Mobility is a fundamental and pervasive need among departments of transportation, yet developing sound and comprehensive programs for identifying, assessing, and implementing suitable technologies to support mobile workers is still a to-do list item for many organizations.  Rapid changes in technology, variety in usage needs and positional accuracy requirements, and a bewildering number of potential mobile devices are among the challenges which have stalled progress in this area.
The Oregon Department of Transportation (ODOT) recently engaged the Gartrell Group to help devise a strategy to better equip their mobile workforce and to more systematically and proactively assess, assimilate, and leverage emerging mobile capabilities as an agency.  This Mobile GIS Needs Assessment project involved:

  • Performing a needs assessment involving mobility stakeholders throughout the agency.

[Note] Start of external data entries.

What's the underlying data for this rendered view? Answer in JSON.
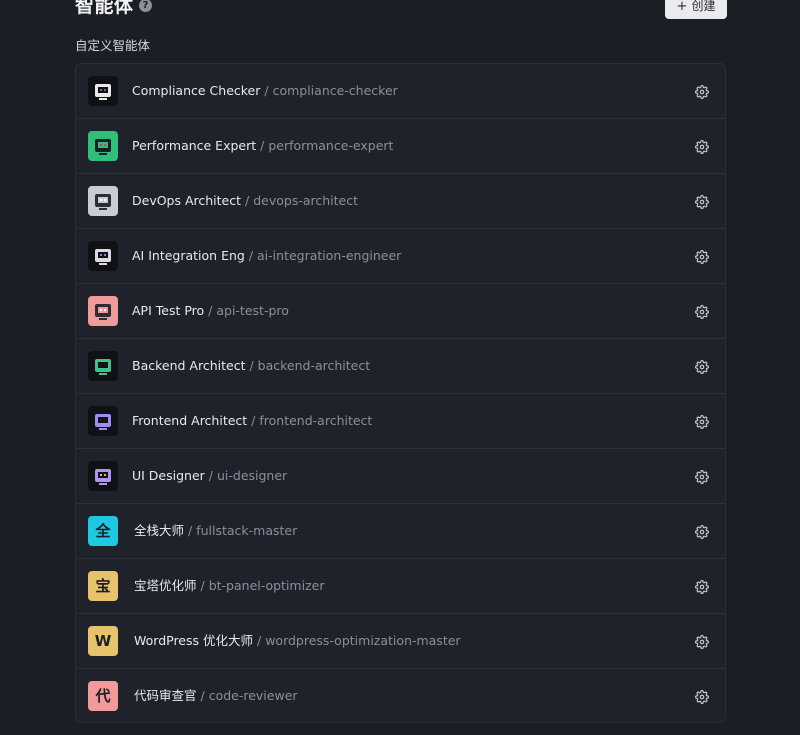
{
  "header": {
    "title": "智能体",
    "help": "?",
    "create_plus": "+",
    "create_label": "创建"
  },
  "section_title": "自定义智能体",
  "separator": "/",
  "agents": [
    {
      "name": "Compliance Checker",
      "id": "compliance-checker",
      "avatar": {
        "type": "robot",
        "bg": "#0f1115",
        "face": "#e8eaee",
        "accent": "#6b6f78"
      }
    },
    {
      "name": "Performance Expert",
      "id": "performance-expert",
      "avatar": {
        "type": "robot",
        "bg": "#2fbf7a",
        "face": "#1a1d24",
        "accent": "#e23b4b"
      }
    },
    {
      "name": "DevOps Architect",
      "id": "devops-architect",
      "avatar": {
        "type": "robot",
        "bg": "#c9ccd2",
        "face": "#2a2d33",
        "accent": "#ffffff"
      }
    },
    {
      "name": "AI Integration Eng",
      "id": "ai-integration-engineer",
      "avatar": {
        "type": "robot",
        "bg": "#0f1115",
        "face": "#d9dbe0",
        "accent": "#8b7cf0"
      }
    },
    {
      "name": "API Test Pro",
      "id": "api-test-pro",
      "avatar": {
        "type": "robot",
        "bg": "#f29a9a",
        "face": "#2a2d33",
        "accent": "#ffffff"
      }
    },
    {
      "name": "Backend Architect",
      "id": "backend-architect",
      "avatar": {
        "type": "robot",
        "bg": "#0f1115",
        "face": "#3cc48a",
        "accent": "#1a1d24"
      }
    },
    {
      "name": "Frontend Architect",
      "id": "frontend-architect",
      "avatar": {
        "type": "robot",
        "bg": "#0f1115",
        "face": "#9d8cf2",
        "accent": "#1a1d24"
      }
    },
    {
      "name": "UI Designer",
      "id": "ui-designer",
      "avatar": {
        "type": "robot",
        "bg": "#0f1115",
        "face": "#a997f5",
        "accent": "#f0b44a"
      }
    },
    {
      "name": "全栈大师",
      "id": "fullstack-master",
      "avatar": {
        "type": "letter",
        "letter": "全",
        "bg": "#1ec8e0"
      }
    },
    {
      "name": "宝塔优化师",
      "id": "bt-panel-optimizer",
      "avatar": {
        "type": "letter",
        "letter": "宝",
        "bg": "#e8c26b"
      }
    },
    {
      "name": "WordPress 优化大师",
      "id": "wordpress-optimization-master",
      "avatar": {
        "type": "letter",
        "letter": "W",
        "bg": "#e8c26b"
      }
    },
    {
      "name": "代码审查官",
      "id": "code-reviewer",
      "avatar": {
        "type": "letter",
        "letter": "代",
        "bg": "#f29a9a"
      }
    }
  ]
}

  • Reviewing the application of mobile technologies among peer agencies and other organizations with similar practice areas
  • Segmenting mobile technology users and potential users based on affinities in their intended usage, positional accuracy requirements, technical proficiency, form factor preferences, and other workflow details
  • Reviewing relevant case studies
  • Identifying and matching promising mobile technologies to leading use cases / use case categories which emerged in the needs assessment.
  • Developing detailed findings and recommendations.
  • Providing follow-on guidance in the design and implementation of an ongoing Mobile GIS Research & Development initiative focused on identifying, assessing, and integrating mobile tools and techniques to continually enhance the mobility and informational capabilities of the DOT.